I love my book club.
That's The Geez Louise International Book Club to you, bub. AKA "GLIB."
And I beg to differ with Motoko Rich, who writes in the Times ("The Book Club With Just One Member"), that there is a "different class of reader" — people who are more serious about reading — who don't join book clubs. People who feel that "their relationship with a book is too intimate to share with others."
HA! Actually, I don't beg at all. I loudly proclaim my right — and the right of book clubbies everywhere — to differ like hell!
Our book club consists of the usual suspects: Louise (hence the Geez), Betsy, Sharon, Diana and me. We had Silvia, but when she moved back to Italy, we kept International in the title. Because we could. We are (or were) all involved with publishing — as writers, editors, consultants, and yes, even publishers. We all love books. We lived for them, literally.
Like Ms Rich, as a child I read books by flashlight, or even the light of the radio. I knew there were secrets in those pages (They were!) that the grownups weren't telling me (They weren't!). The experience was all the more delicious for the naughtiness of it all.

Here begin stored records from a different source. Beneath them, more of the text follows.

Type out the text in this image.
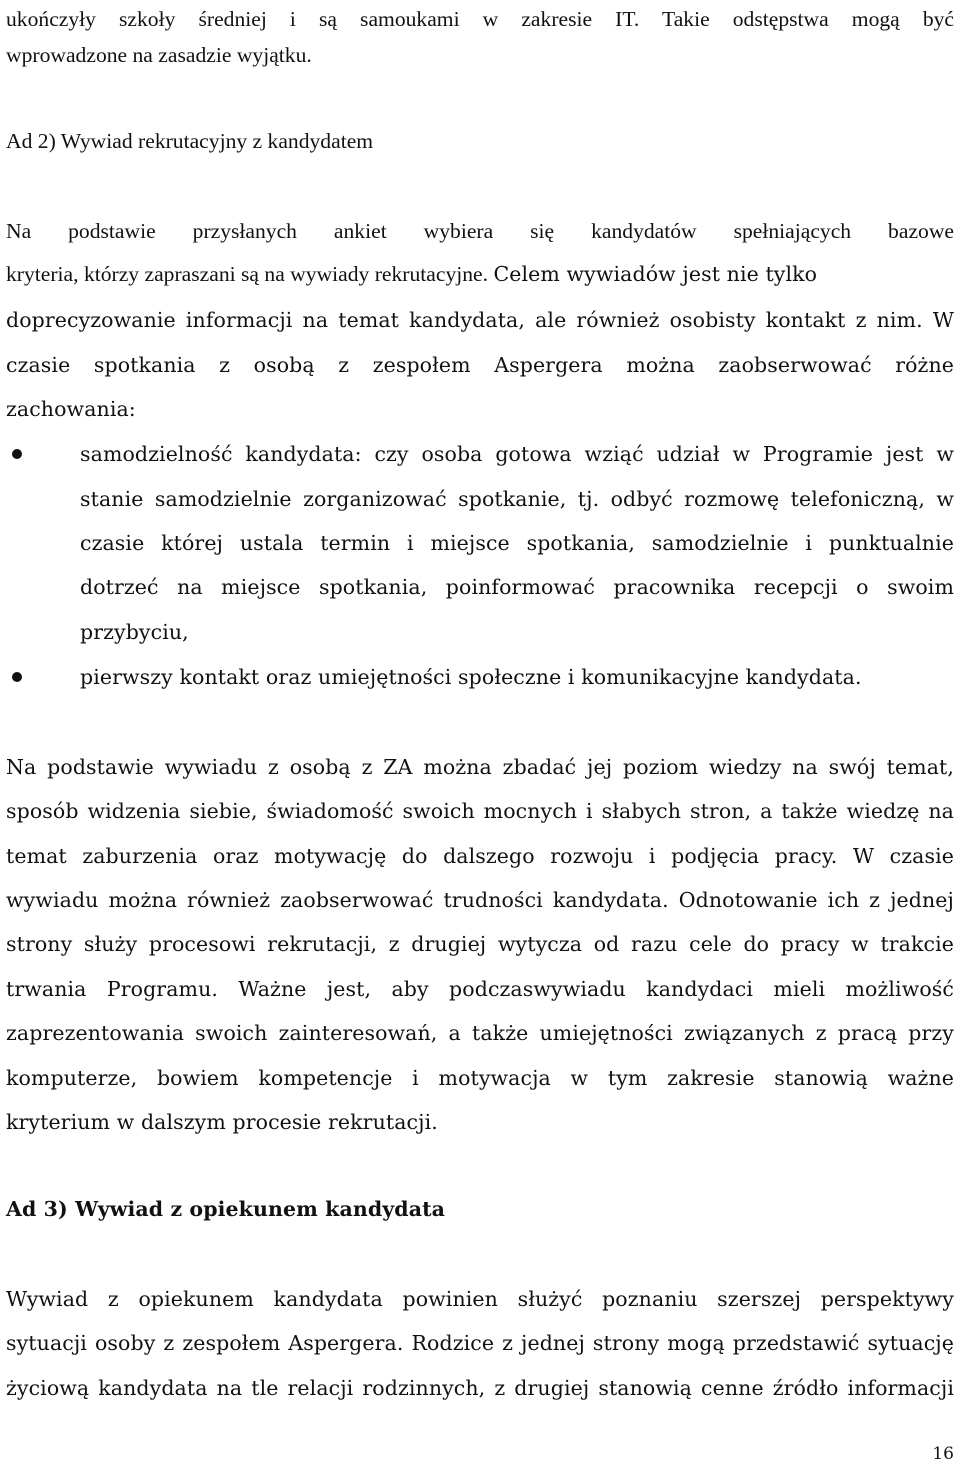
ukończyły szkoły średniej i są samoukami w zakresie IT. Takie odstępstwa mogą być
wprowadzone na zasadzie wyjątku.
Ad 2) Wywiad rekrutacyjny z kandydatem
Na podstawie przysłanych ankiet wybiera się kandydatów spełniających bazowe
kryteria, którzy zapraszani są na wywiady rekrutacyjne. Celem wywiadów jest nie tylko
doprecyzowanie informacji na temat kandydata, ale również osobisty kontakt z nim. W
czasie spotkania z osobą z zespołem Aspergera można zaobserwować różne
zachowania:
samodzielność kandydata: czy osoba gotowa wziąć udział w Programie jest w
stanie samodzielnie zorganizować spotkanie, tj. odbyć rozmowę telefoniczną, w
czasie której ustala termin i miejsce spotkania, samodzielnie i punktualnie
dotrzeć na miejsce spotkania, poinformować pracownika recepcji o swoim
przybyciu,
pierwszy kontakt oraz umiejętności społeczne i komunikacyjne kandydata.
Na podstawie wywiadu z osobą z ZA można zbadać jej poziom wiedzy na swój temat,
sposób widzenia siebie, świadomość swoich mocnych i słabych stron, a także wiedzę na
temat zaburzenia oraz motywację do dalszego rozwoju i podjęcia pracy. W czasie
wywiadu można również zaobserwować trudności kandydata. Odnotowanie ich z jednej
strony służy procesowi rekrutacji, z drugiej wytycza od razu cele do pracy w trakcie
trwania Programu. Ważne jest, aby podczaswywiadu kandydaci mieli możliwość
zaprezentowania swoich zainteresowań, a także umiejętności związanych z pracą przy
komputerze, bowiem kompetencje i motywacja w tym zakresie stanowią ważne
kryterium w dalszym procesie rekrutacji.
Ad 3) Wywiad z opiekunem kandydata
Wywiad z opiekunem kandydata powinien służyć poznaniu szerszej perspektywy
sytuacji osoby z zespołem Aspergera. Rodzice z jednej strony mogą przedstawić sytuację
życiową kandydata na tle relacji rodzinnych, z drugiej stanowią cenne źródło informacji
16
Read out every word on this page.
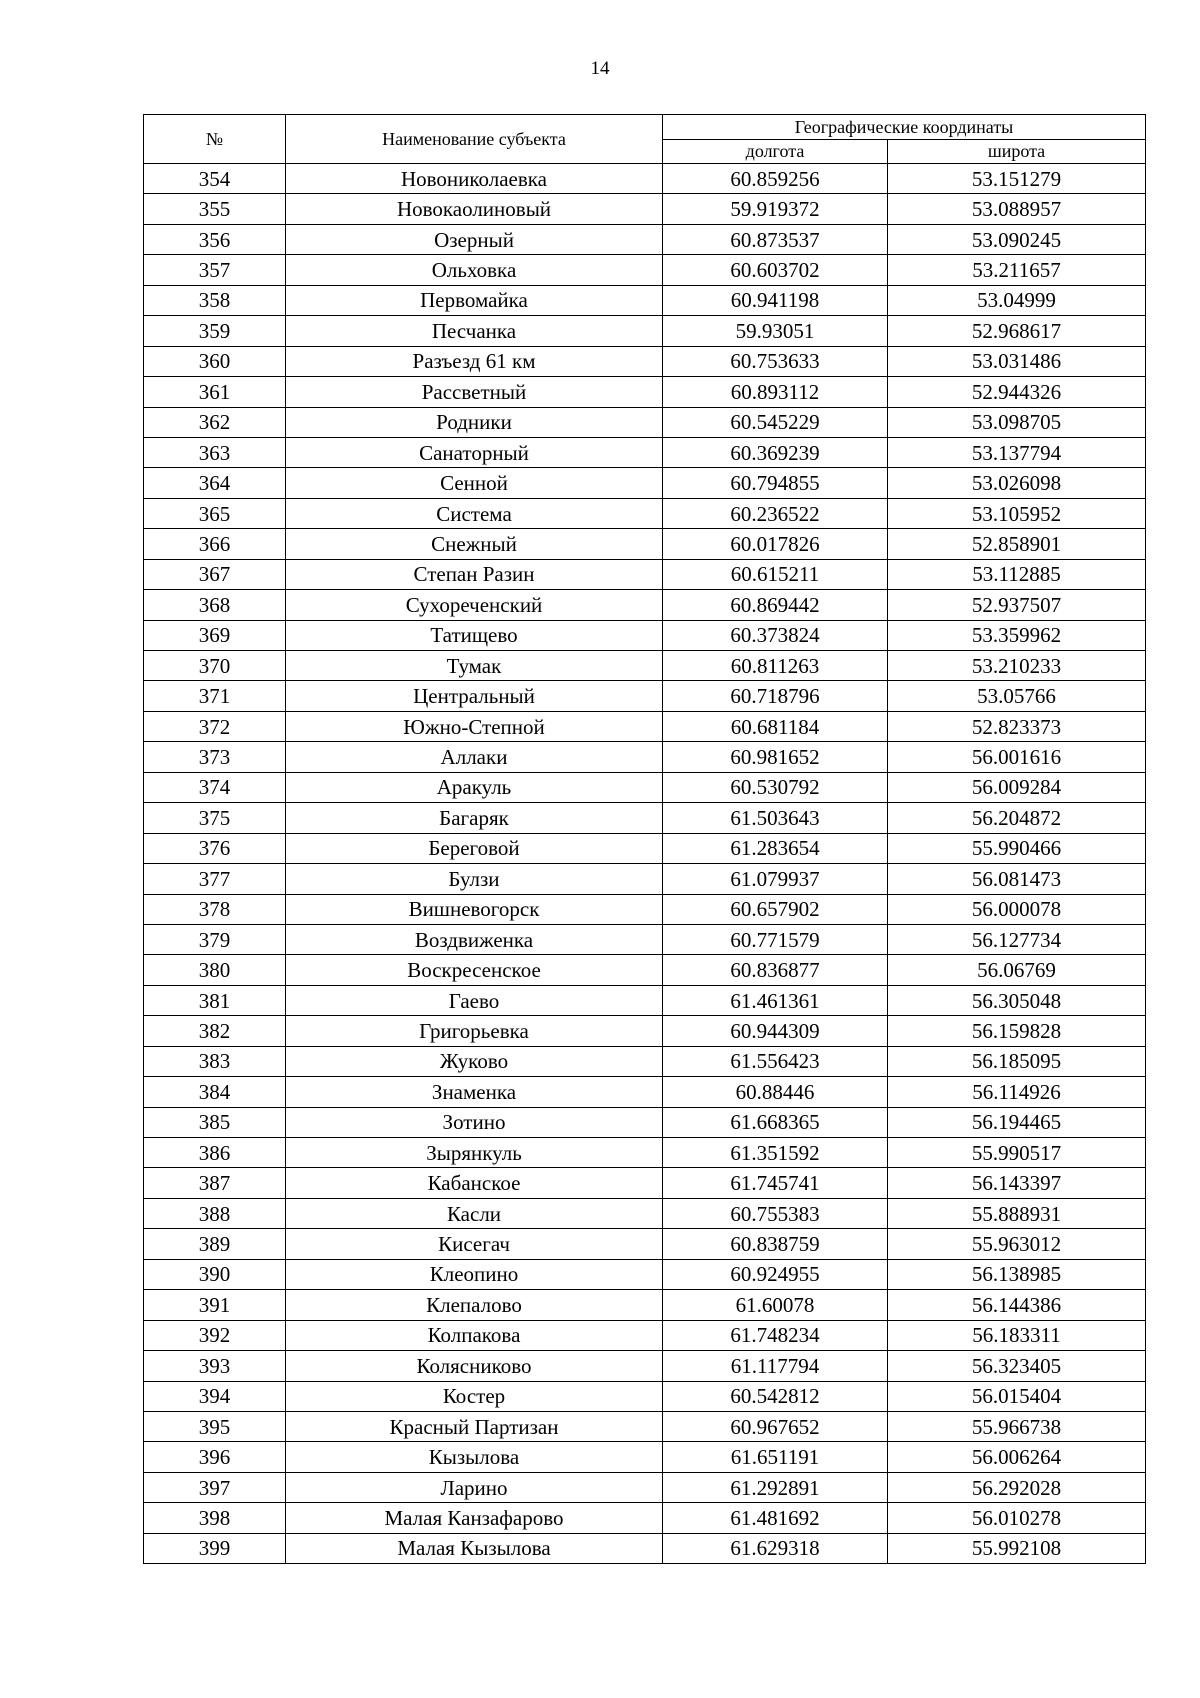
14
№	Наименование субъекта	Географические координаты	
		долгота	широта
354	Новониколаевка	60.859256	53.151279
355	Новокаолиновый	59.919372	53.088957
356	Озерный	60.873537	53.090245
357	Ольховка	60.603702	53.211657
358	Первомайка	60.941198	53.04999
359	Песчанка	59.93051	52.968617
360	Разъезд 61 км	60.753633	53.031486
361	Рассветный	60.893112	52.944326
362	Родники	60.545229	53.098705
363	Санаторный	60.369239	53.137794
364	Сенной	60.794855	53.026098
365	Система	60.236522	53.105952
366	Снежный	60.017826	52.858901
367	Степан Разин	60.615211	53.112885
368	Сухореченский	60.869442	52.937507
369	Татищево	60.373824	53.359962
370	Тумак	60.811263	53.210233
371	Центральный	60.718796	53.05766
372	Южно-Степной	60.681184	52.823373
373	Аллаки	60.981652	56.001616
374	Аракуль	60.530792	56.009284
375	Багаряк	61.503643	56.204872
376	Береговой	61.283654	55.990466
377	Булзи	61.079937	56.081473
378	Вишневогорск	60.657902	56.000078
379	Воздвиженка	60.771579	56.127734
380	Воскресенское	60.836877	56.06769
381	Гаево	61.461361	56.305048
382	Григорьевка	60.944309	56.159828
383	Жуково	61.556423	56.185095
384	Знаменка	60.88446	56.114926
385	Зотино	61.668365	56.194465
386	Зырянкуль	61.351592	55.990517
387	Кабанское	61.745741	56.143397
388	Касли	60.755383	55.888931
389	Кисегач	60.838759	55.963012
390	Клеопино	60.924955	56.138985
391	Клепалово	61.60078	56.144386
392	Колпакова	61.748234	56.183311
393	Колясниково	61.117794	56.323405
394	Костер	60.542812	56.015404
395	Красный Партизан	60.967652	55.966738
396	Кызылова	61.651191	56.006264
397	Ларино	61.292891	56.292028
398	Малая Канзафарово	61.481692	56.010278
399	Малая Кызылова	61.629318	55.992108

But that was then, and this is now.
I still stay up late reading, but I use a book light. Now that I think of it, though. . . flashlights were a favorite prop of Nancy Drew, whose books my company produced for over a decade, although she usually used it for detective work.
Nancy very conveniently had no mother and a very indulgent father, so only Hannah the Housekeeper could stop her from staying up all night with her favorite novel. If Nancy had wanted to use a flashlight, Hannah would have brought some extra batteries and some freshly baked cookies. That women, bless her heart, was a real pushover.
Now, The New York Times may think that my love for Nancy (shared by Justice Sotomayer, among many, many other prominent women) makes me unserious about reading.